Soulmate employs on-device AI technology, processing data on the device itself rather than through external servers (clouds). The research team integrated Retrieval-Augmented Generation (RAG) for generating personalized responses from stored conversations and Low-Rank Adaptation (LoRA) for instant learning from user feedback directly into the semiconductor. This enables a real-time personalized AI system with a response time of 0.2 seconds.

The device also employs a mixed-rank architecture to optimize processing based on the importance of information, dramatically reducing power consumption. The semiconductor operates at an ultra-low power of 9.8 milliwatts (mW), approximately 1/500th of a smartphone processor’s power consumption, enabling complex learning and reasoning functions without depleting battery life.

Moreover, all personal data is processed internally, implementing a “secure AI” structure that fundamentally prevents data breaches. The team anticipates that this technology will herald the era of true personalized AI services when combined with next-generation platforms such as smartphones, wearables, and personal AI devices.

Professor Yoo stated that this research provides the technological foundation for AI to become a true companion by mimicking the process of friendship-building, moving beyond being a mere tool to becoming a “best friend” that understands individuals perfectly while protecting privacy.

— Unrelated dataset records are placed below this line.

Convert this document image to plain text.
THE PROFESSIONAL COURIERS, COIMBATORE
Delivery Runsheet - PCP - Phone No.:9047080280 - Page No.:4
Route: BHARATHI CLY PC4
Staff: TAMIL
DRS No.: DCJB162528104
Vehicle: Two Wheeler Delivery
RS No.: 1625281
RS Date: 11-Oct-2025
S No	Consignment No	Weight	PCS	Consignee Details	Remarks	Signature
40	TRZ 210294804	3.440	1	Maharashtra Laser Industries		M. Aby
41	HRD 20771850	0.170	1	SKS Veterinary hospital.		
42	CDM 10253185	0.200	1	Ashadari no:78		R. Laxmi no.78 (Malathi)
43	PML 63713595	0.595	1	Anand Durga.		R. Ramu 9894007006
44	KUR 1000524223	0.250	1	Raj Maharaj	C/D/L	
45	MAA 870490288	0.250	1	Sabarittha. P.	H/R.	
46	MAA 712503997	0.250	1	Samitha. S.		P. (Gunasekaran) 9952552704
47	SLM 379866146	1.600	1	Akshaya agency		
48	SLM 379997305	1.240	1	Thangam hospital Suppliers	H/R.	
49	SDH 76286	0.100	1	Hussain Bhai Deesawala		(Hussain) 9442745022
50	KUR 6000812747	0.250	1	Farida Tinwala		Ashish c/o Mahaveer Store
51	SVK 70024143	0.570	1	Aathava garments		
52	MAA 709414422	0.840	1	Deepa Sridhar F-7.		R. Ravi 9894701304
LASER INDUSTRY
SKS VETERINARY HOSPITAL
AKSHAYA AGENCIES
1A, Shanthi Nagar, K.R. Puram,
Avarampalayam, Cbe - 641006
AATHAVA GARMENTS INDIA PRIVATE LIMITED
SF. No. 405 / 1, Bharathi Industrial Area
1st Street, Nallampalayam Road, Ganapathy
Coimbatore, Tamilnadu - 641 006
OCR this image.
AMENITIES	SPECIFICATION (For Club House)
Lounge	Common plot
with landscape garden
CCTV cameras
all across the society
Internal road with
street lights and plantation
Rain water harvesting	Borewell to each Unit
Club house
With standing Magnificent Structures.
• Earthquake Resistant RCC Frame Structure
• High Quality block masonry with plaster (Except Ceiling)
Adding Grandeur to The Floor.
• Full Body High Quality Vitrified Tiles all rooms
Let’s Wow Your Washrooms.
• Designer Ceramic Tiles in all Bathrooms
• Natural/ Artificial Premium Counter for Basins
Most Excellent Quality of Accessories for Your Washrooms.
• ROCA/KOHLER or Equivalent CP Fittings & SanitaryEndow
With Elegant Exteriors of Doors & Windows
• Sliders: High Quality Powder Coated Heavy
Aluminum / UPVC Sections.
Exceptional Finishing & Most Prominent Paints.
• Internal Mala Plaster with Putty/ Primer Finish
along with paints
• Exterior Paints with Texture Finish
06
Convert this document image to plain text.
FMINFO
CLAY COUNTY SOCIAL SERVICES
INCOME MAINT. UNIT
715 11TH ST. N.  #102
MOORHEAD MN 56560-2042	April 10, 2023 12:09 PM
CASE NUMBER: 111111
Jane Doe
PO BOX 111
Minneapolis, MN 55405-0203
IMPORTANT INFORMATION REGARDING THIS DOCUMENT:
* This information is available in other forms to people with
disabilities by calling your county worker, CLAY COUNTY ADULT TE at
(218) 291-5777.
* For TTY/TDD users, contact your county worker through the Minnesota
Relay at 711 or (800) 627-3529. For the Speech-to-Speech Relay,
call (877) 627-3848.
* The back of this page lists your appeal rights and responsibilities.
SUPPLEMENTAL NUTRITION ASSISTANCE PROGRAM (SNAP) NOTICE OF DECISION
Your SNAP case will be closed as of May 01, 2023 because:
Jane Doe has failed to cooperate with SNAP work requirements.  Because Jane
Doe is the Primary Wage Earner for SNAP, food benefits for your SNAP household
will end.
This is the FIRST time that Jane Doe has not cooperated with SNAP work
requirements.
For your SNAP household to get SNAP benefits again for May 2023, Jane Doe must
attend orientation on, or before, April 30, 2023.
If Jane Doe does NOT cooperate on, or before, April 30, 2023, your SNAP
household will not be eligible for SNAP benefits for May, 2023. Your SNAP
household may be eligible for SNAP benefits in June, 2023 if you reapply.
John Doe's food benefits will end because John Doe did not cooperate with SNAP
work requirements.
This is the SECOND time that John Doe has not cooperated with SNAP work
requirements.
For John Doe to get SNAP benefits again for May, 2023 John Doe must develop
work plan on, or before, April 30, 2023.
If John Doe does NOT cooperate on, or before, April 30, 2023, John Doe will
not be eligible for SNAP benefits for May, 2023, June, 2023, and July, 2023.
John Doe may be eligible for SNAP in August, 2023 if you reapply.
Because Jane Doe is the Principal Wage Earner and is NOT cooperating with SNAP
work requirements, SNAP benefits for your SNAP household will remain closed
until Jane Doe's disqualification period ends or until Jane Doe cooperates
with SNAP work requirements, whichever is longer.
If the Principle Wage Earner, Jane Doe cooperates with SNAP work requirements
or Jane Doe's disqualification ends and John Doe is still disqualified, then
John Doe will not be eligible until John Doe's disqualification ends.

This research, with Dr. Hong Seong-yeon as the first author, was recognized as a “highlight paper” at the International Solid-State Circuits Conference (ISSCC) in San Francisco, drawing global academic attention. The team successfully demonstrated a prototype semiconductor chip that dynamically adapts its response style in real-time to user reactions. The Soulmate AI semiconductor is expected to be commercialized next year through the startup company Onerio AI, founded by faculty members.